Dan Gillmor, San Jose Mercury News, Jeff Jarvis, Advance.net, and Jay Rosen, NYU Journalism Professor are doing a panel called "Gatekeepers No More? The Grassroots Challenges the Journalist Priesthood."

Jay asks the question: what makes the moment different? Public opinion grew up hundreds of years ago as a balance to the power of the crown. The idea applied to a small percentage of the people, but the organization was egalitarian. Overtime, the small group grew to include almost everyone, that is, we consider "the public" to be everyone. As it grew large, however, the ability participate declined. People have perennially hoped that new technology would change this, starting with the telegraph. The original promise of the public in not just readers but also speakers. The Internet has given voters a mouth.

Jeff says he's been in journalism his whole life, but he's never seen a time as exciting as this. Everyone now has access to a printing press. There have been some big changes: the reader has a voice. Reporters need to stop looking so closely at the stump and pay more attention to the green. Political reporting is not so much "reporting" as it is "repeating." They repeat the same story and message over and over. (I've seen this many times in my own experience.) Jeff's manifesto:

  1. Every meeting webcast
  2. Every politician has a weblog or equivalent
  3. Federal agencies have Web sites that are easy to use and citizen friendly.
  4. We should expect elected officials to have a dialog with is
  5. We should expect journalists should report and not just repeat.
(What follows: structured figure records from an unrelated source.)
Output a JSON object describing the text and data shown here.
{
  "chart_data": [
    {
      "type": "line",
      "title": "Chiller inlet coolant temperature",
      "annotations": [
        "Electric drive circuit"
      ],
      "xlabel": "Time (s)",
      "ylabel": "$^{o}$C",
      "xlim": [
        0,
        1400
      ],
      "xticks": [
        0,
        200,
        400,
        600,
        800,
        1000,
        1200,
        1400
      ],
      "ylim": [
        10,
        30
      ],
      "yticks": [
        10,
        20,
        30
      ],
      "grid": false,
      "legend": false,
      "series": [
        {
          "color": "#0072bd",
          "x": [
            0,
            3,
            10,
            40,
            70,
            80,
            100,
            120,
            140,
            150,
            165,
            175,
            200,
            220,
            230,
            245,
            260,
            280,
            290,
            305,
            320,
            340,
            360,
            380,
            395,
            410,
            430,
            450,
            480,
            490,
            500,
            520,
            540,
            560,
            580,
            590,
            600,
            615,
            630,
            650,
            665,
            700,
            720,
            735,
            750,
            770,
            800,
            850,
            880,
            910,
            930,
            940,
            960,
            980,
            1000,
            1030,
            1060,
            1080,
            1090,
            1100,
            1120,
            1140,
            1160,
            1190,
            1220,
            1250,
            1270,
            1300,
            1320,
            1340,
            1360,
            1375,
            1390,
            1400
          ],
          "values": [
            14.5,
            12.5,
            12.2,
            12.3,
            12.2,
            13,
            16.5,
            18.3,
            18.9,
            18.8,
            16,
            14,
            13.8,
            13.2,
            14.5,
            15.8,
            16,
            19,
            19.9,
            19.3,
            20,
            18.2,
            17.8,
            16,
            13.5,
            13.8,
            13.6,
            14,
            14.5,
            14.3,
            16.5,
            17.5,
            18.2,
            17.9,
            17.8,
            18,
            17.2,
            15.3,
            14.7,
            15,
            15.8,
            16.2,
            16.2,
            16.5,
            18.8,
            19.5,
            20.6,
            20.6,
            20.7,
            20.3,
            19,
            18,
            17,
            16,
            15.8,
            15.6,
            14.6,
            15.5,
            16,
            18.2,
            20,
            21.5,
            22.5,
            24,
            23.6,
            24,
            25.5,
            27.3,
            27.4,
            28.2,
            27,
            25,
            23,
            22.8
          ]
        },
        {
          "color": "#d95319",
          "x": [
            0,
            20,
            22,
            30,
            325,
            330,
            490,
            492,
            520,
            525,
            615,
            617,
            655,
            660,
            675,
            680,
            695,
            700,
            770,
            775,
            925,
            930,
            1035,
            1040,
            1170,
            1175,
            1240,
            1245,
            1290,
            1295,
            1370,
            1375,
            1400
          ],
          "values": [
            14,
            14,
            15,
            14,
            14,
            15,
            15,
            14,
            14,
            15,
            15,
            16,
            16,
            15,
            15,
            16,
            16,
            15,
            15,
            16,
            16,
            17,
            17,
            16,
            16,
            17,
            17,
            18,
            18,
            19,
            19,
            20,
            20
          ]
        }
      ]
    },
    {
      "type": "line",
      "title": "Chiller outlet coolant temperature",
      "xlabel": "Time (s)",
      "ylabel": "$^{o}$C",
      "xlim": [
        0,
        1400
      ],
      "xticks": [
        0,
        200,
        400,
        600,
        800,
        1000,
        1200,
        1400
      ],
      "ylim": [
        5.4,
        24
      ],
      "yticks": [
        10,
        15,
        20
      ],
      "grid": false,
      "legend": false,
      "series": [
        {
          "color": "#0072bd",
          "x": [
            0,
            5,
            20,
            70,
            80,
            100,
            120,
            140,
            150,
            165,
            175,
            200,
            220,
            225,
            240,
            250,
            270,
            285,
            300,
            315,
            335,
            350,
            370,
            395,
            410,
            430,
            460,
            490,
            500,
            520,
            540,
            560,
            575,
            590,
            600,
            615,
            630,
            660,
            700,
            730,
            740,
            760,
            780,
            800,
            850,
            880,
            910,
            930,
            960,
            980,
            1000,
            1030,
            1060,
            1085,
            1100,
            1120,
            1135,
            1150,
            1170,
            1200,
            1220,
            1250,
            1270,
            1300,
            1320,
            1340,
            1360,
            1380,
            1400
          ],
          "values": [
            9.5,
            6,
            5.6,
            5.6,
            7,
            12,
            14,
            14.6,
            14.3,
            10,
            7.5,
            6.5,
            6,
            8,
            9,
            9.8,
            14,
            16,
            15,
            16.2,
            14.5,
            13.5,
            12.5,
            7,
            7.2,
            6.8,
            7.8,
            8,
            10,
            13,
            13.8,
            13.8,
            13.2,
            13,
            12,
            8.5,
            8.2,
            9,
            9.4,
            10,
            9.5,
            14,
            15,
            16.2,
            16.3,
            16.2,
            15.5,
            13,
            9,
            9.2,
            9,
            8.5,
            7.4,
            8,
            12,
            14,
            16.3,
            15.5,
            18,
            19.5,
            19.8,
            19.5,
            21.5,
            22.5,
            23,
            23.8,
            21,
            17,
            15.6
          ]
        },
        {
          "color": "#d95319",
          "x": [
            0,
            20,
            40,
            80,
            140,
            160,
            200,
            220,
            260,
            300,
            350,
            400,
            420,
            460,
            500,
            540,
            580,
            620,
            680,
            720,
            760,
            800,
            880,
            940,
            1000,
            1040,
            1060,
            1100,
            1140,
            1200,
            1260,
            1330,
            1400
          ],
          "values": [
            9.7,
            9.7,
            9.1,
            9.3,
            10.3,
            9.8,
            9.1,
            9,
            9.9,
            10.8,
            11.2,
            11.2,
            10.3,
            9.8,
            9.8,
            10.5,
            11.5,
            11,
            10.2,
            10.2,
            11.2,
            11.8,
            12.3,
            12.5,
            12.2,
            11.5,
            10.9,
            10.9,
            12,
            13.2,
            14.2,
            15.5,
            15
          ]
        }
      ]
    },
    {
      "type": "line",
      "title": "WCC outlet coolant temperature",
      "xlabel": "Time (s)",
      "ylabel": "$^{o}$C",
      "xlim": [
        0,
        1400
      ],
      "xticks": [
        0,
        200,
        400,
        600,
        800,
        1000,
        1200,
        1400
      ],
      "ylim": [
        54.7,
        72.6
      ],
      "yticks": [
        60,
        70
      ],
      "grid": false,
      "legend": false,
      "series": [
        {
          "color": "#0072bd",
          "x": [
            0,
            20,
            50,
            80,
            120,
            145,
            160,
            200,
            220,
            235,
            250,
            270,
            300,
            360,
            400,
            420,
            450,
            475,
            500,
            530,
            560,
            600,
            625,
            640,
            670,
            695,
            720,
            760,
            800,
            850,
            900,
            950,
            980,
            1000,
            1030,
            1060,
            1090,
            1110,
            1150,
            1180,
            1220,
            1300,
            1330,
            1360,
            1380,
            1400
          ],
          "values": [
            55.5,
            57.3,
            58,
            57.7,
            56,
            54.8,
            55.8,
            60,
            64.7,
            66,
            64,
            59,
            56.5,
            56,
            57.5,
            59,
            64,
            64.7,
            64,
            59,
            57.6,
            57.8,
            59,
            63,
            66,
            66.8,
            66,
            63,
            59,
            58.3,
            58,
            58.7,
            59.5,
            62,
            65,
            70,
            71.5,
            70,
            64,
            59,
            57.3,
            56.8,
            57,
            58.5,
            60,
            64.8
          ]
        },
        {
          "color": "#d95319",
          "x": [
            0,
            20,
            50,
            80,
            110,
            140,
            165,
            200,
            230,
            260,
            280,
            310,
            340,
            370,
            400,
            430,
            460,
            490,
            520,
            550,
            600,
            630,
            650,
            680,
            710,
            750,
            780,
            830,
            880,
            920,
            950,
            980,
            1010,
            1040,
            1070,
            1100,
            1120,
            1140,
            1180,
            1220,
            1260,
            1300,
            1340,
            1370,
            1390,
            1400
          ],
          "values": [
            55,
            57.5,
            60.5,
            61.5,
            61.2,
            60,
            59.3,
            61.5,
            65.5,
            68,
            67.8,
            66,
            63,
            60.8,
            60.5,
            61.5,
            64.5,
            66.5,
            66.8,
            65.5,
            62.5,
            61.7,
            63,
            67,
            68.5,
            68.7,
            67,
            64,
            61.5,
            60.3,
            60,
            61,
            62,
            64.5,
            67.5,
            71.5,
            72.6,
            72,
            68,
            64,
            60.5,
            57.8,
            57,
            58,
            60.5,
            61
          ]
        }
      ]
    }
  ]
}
Jay: the media doesn't go away, but what has changes is what I call the "terms of transaction." We don't, as a society, want to discredit the press. But the nature and foundation of their authority is changing. Journalists think we need to give people more information so they can participate. Its more likely that if they participate, they will seek more information. Journalists don't care whether people are engaged, only if they are informed. Tools like blogs let people engage and encourage them to be informed.

There ensues a general discussion of how some people don't read or write effectively, but audio and video can let them participate. This leads to a discussion of P2P and DMCA.